Ils détiennent le squelette du CNDD-FDD. Les vrais militants qui poursuivent
l’idéologie du parti ne sont pas là. Nous sommes les vrais. Ils se déchirent
eux-mêmes. En plus, ils se ridiculisent. Ils ont violé la loi en prenant une
telle mesure au cours d’un pseudo congrès. Ils doivent avoir un problème quelque
part. Pourquoi n’ont-ils pas attendu le congrès qui était prévu le 5 mars ?

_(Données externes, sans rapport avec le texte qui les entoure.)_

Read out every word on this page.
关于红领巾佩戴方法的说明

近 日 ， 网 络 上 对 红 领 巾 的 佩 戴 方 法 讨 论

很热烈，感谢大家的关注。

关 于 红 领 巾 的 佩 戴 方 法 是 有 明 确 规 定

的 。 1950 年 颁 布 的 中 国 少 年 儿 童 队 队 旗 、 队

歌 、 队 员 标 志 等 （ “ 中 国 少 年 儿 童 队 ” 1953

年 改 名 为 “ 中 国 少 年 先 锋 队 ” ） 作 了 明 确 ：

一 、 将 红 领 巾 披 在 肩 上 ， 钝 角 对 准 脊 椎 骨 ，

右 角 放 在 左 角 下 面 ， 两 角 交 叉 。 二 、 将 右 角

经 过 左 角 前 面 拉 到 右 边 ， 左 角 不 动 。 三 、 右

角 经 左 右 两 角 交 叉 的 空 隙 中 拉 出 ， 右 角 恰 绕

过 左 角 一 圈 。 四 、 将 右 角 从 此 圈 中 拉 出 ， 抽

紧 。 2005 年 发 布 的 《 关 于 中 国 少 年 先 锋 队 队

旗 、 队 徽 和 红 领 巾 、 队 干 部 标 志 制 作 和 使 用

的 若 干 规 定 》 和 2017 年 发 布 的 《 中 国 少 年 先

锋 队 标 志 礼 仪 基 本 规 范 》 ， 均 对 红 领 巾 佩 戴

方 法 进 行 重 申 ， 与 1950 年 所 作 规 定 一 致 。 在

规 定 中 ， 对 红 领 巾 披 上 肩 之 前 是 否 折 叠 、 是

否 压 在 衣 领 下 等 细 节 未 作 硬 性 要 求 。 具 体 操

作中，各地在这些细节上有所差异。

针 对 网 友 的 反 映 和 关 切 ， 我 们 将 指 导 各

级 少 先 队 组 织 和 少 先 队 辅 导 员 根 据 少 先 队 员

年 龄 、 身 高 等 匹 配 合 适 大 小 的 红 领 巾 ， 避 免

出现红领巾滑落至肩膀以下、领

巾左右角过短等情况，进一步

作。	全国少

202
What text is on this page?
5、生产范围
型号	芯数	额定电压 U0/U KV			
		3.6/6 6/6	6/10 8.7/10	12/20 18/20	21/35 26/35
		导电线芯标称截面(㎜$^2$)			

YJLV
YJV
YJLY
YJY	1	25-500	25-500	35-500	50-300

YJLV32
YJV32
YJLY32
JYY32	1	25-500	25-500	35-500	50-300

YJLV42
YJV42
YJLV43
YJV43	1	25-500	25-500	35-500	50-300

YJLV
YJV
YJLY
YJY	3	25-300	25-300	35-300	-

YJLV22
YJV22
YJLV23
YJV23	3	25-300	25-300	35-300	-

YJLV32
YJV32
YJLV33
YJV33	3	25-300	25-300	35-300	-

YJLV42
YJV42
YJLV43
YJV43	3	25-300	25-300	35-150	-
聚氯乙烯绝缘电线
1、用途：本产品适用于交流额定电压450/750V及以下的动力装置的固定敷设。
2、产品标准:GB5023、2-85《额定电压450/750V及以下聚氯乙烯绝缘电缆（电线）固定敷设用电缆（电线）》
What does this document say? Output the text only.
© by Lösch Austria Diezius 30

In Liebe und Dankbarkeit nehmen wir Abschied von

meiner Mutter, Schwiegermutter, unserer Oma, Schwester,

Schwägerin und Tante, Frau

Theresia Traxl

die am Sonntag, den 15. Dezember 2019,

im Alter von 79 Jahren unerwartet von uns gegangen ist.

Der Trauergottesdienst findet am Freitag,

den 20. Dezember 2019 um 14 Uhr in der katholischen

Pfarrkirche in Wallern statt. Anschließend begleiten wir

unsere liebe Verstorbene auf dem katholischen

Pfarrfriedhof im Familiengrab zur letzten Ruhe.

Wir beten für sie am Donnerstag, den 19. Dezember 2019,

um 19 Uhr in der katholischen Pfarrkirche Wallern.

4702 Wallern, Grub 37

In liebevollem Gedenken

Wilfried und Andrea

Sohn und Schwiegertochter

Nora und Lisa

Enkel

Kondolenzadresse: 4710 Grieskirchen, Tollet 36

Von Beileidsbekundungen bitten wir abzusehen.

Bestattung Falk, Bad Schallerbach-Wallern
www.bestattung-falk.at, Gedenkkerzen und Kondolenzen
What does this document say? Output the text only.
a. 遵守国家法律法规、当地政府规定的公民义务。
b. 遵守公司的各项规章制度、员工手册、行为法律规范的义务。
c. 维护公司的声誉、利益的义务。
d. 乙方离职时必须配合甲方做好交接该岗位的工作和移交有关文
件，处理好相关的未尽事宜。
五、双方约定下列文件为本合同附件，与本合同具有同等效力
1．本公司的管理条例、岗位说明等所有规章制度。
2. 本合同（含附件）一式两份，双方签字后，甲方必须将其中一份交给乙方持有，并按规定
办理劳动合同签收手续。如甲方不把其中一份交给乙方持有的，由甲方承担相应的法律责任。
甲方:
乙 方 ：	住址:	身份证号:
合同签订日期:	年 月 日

Aucune ambition donc de former votre propre
parti?
Jamais. Le CNDD-FDD est un parti fort que
nous avons tant défendu. C’est ce qu’ils veulent nous imposer mais nous sommes
assez murs pour déraper. Nous allons participer aux deux combats : le combat
national et celui idéologique. Mais le premier prime sur le second. Des
richesses du pays ne peuvent pas se volatiliser. Il y a des hommes et des femmes
responsables. Le combat idéologique ne va pas nous prendre du temps parce que
nous avons des Bagumyabanga dignes qui nous aideront à chasser des bandits. Que
le porte-parole du parti CNDD-FDD se détrompe : je ne demanderai jamais pardon.
J’ai péché contre qui ? Le jour où le peuple apprendra la vérité, il les
chassera du pouvoir.
Concrètement, qui sont ces bandits ?
Je peux confirmer que ce ne sont pas les 8
millions de Burundais ou toutes les institutions du pays. C’est une petite
poignée de gens que nous voulons mettre à la connaissance du peuple burundais.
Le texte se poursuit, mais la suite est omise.